Pasalnya, belakangan diketahui, kampanye Mighty Earth tentang perlindungan orangutan tapanuli lewat koalisi yang dibentuk bersama sejumlah lembaga lingkungan hidup, ternyata ditunggangi kepentingan bisnis merebut pembiayaan dan kepemilikan saham perusahaan. Mighty Earth yang mendesak PT NSHE menghentikan proyek PLTA Simarboru, ternyata menawarkan skema pendanaan kredit sindikasi bank-bank Amerika Serikat untuk membiayai proyek tersebut.

Guna memuluskan tawaran itu, Mighty Earth menjanjikan kepada PT NHSE untuk berkomitmen melindungi orang utan Tapanuli dan ekosistem Batangtoru, membentuk tim ahli untuk mengevaluasi dampak pembangunan PLTA terhadap orang utan dan masyarakat sekitar proyek, serta menawarkan opsi pembiayaan proyek PLTA dan energi bersih di Sumatera. 

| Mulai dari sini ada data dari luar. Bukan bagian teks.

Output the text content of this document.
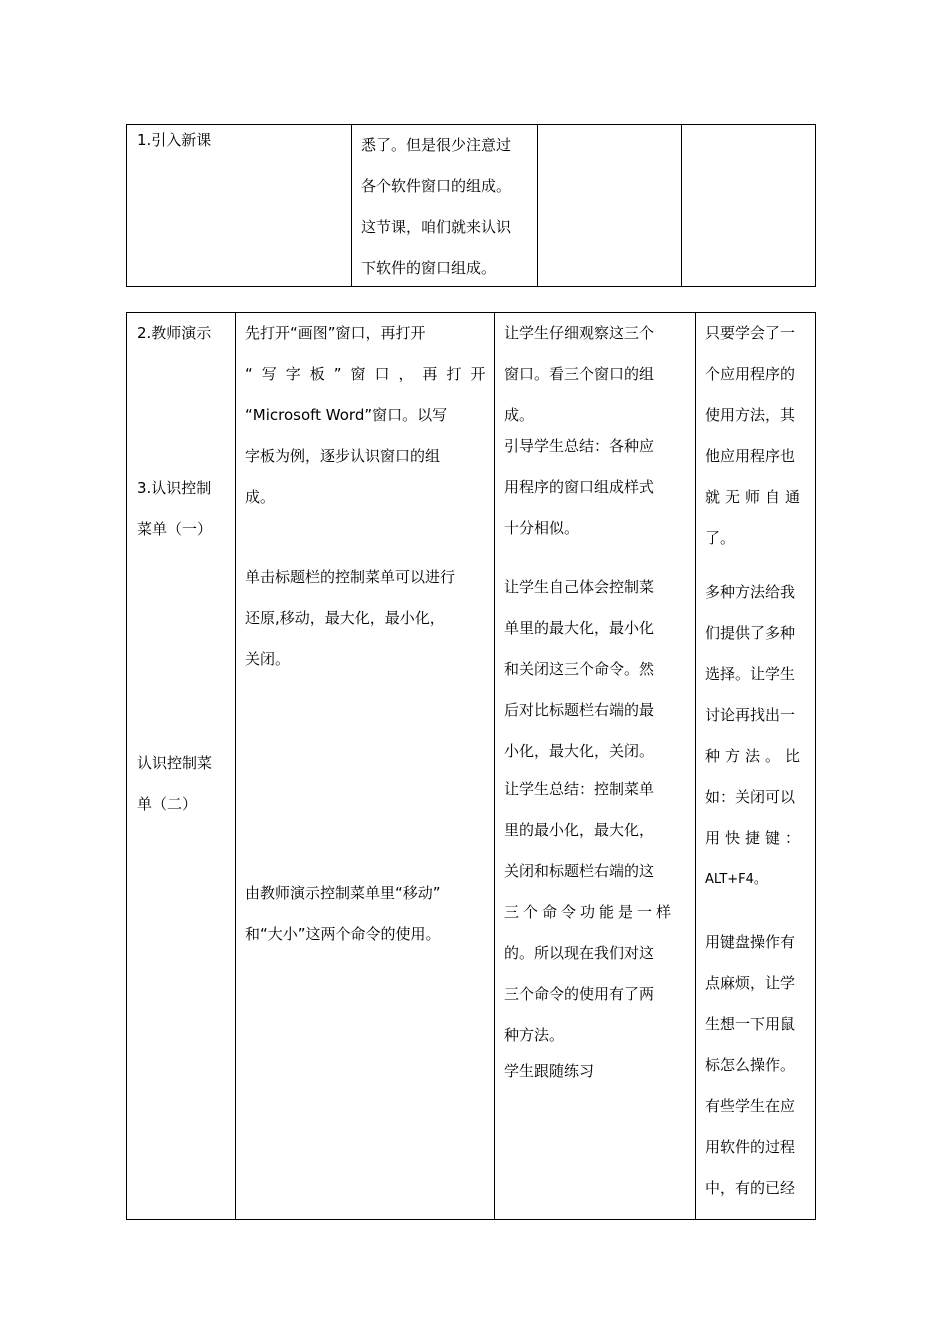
1.引入新课	悉了。但是很少注意过
各个软件窗口的组成。
这节课，咱们就来认识
下软件的窗口组成。
2.教师演示
3.认识控制
菜单（一）
认识控制菜
单（二）
先打开“画图”窗口，再打开
“写字板”窗口，再打开
“Microsoft Word”窗口。以写
字板为例，逐步认识窗口的组
成。
单击标题栏的控制菜单可以进行
还原,移动，最大化，最小化，
关闭。
由教师演示控制菜单里“移动”
和“大小”这两个命令的使用。
让学生仔细观察这三个
窗口。看三个窗口的组
成。
引导学生总结：各种应
用程序的窗口组成样式
十分相似。
让学生自己体会控制菜
单里的最大化，最小化
和关闭这三个命令。然
后对比标题栏右端的最
小化，最大化，关闭。
让学生总结：控制菜单
里的最小化，最大化，
关闭和标题栏右端的这
三个命令功能是一样
的。所以现在我们对这
三个命令的使用有了两
种方法。
学生跟随练习
只要学会了一
个应用程序的
使用方法，其
他应用程序也
就无师自通
了。
多种方法给我
们提供了多种
选择。让学生
讨论再找出一
种方法。比
如：关闭可以
用快捷键：
ALT+F4。
用键盘操作有
点麻烦，让学
生想一下用鼠
标怎么操作。
有些学生在应
用软件的过程
中，有的已经
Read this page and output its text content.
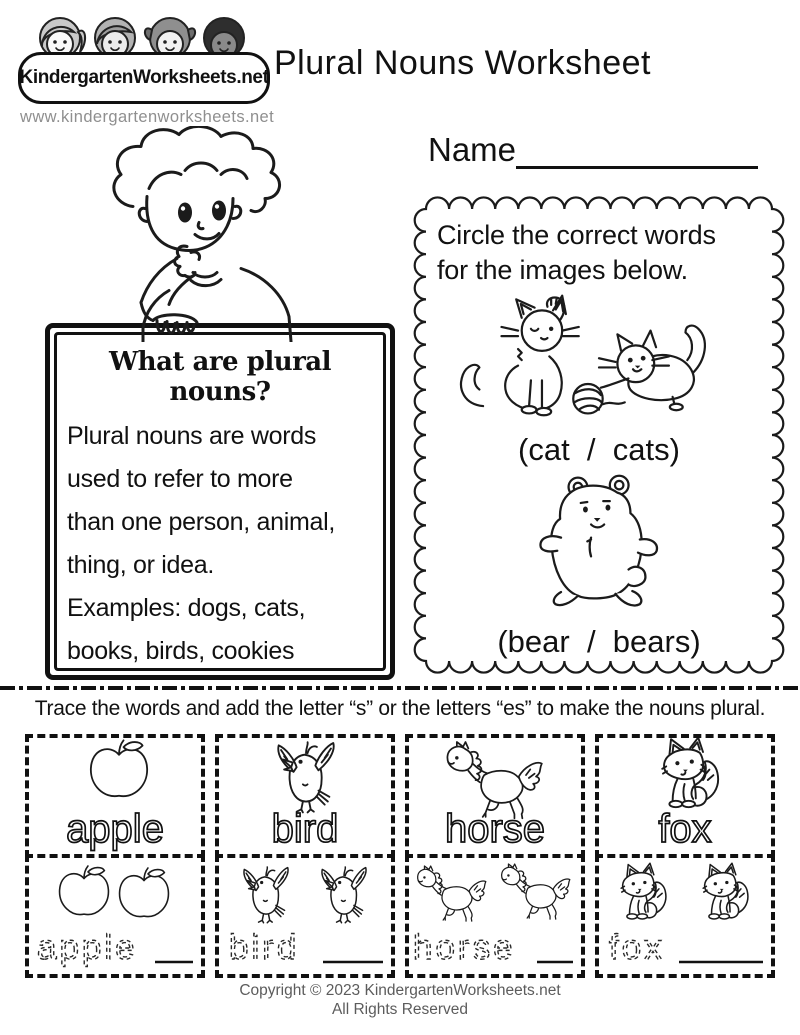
KindergartenWorksheets.net
www.kindergartenworksheets.net
Plural Nouns Worksheet
What are plural nouns?

Plural nouns are words

used to refer to more

than one person, animal,

thing, or idea.

Examples: dogs, cats,

books, birds, cookies

Name

Circle the correct words

for the images below.

(cat  /  cats)
(bear  /  bears)
Trace the words and add the letter “s” or the letters “es” to make the nouns plural.
apple
apple
bird
bird
horse
horse
fox
fox
Copyright © 2023 KindergartenWorksheets.net
All Rights Reserved
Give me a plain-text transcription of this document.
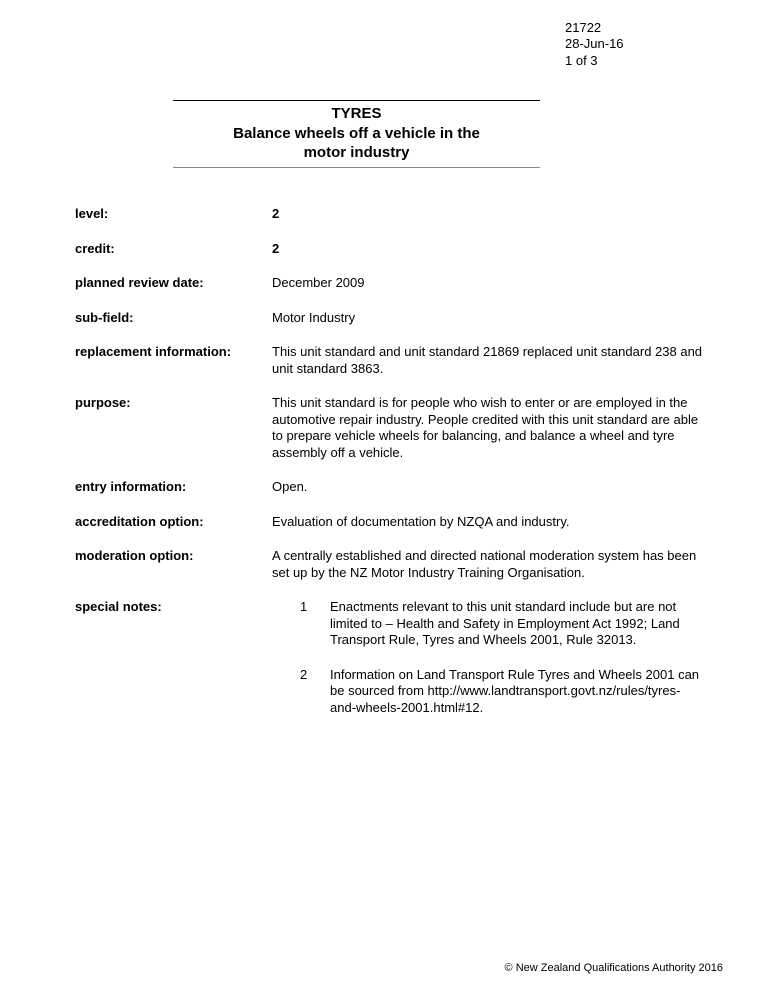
21722
28-Jun-16
1 of 3
TYRES
Balance wheels off a vehicle in the
motor industry
level:	2
credit:	2
planned review date:	December 2009
sub-field:	Motor Industry
replacement information:	This unit standard and unit standard 21869 replaced unit standard 238 and unit standard 3863.
purpose:	This unit standard is for people who wish to enter or are employed in the automotive repair industry. People credited with this unit standard are able to prepare vehicle wheels for balancing, and balance a wheel and tyre assembly off a vehicle.
entry information:	Open.
accreditation option:	Evaluation of documentation by NZQA and industry.
moderation option:	A centrally established and directed national moderation system has been set up by the NZ Motor Industry Training Organisation.
special notes:	1	Enactments relevant to this unit standard include but are not limited to – Health and Safety in Employment Act 1992; Land Transport Rule, Tyres and Wheels 2001, Rule 32013.
2	Information on Land Transport Rule Tyres and Wheels 2001 can be sourced from http://www.landtransport.govt.nz/rules/tyres-and-wheels-2001.html#12.
© New Zealand Qualifications Authority 2016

Namun, PT NHSE menolak tawaran pembiayaan Mighty Earth karena bunganya terlalu tinggi dan memutuskan menerima kredit dari Bank of China. Akibat penolakan PT NHSE itu, protes Mighty Earth semakin gencar terhadap keberadaan PT NSHE di PLTA Simarboru. Aksi penolakan ini kemudian diikuti oleh sejumlah lembaga lingkungan, yang kemudian menyasar kepada keterlibatan Bank of China di proyek PLTA Simarboru. 

Black List Norwegia

Isu proyek strategis nasional PLTA Simarboru yang mengancam habitat orangutan tapanuli terus mendapat perhatian dunia internasional. Sebuah media di Skotlandia juga menyoroti masalah tersebut. Kolumnis Skotlandia, Mark Smith, dalam opininya di surat kabar Scottish Herald Voices pada 5 Juni 2023, menjelaskan kaitan proyek PLTA Simarboru dengan Skotlandia.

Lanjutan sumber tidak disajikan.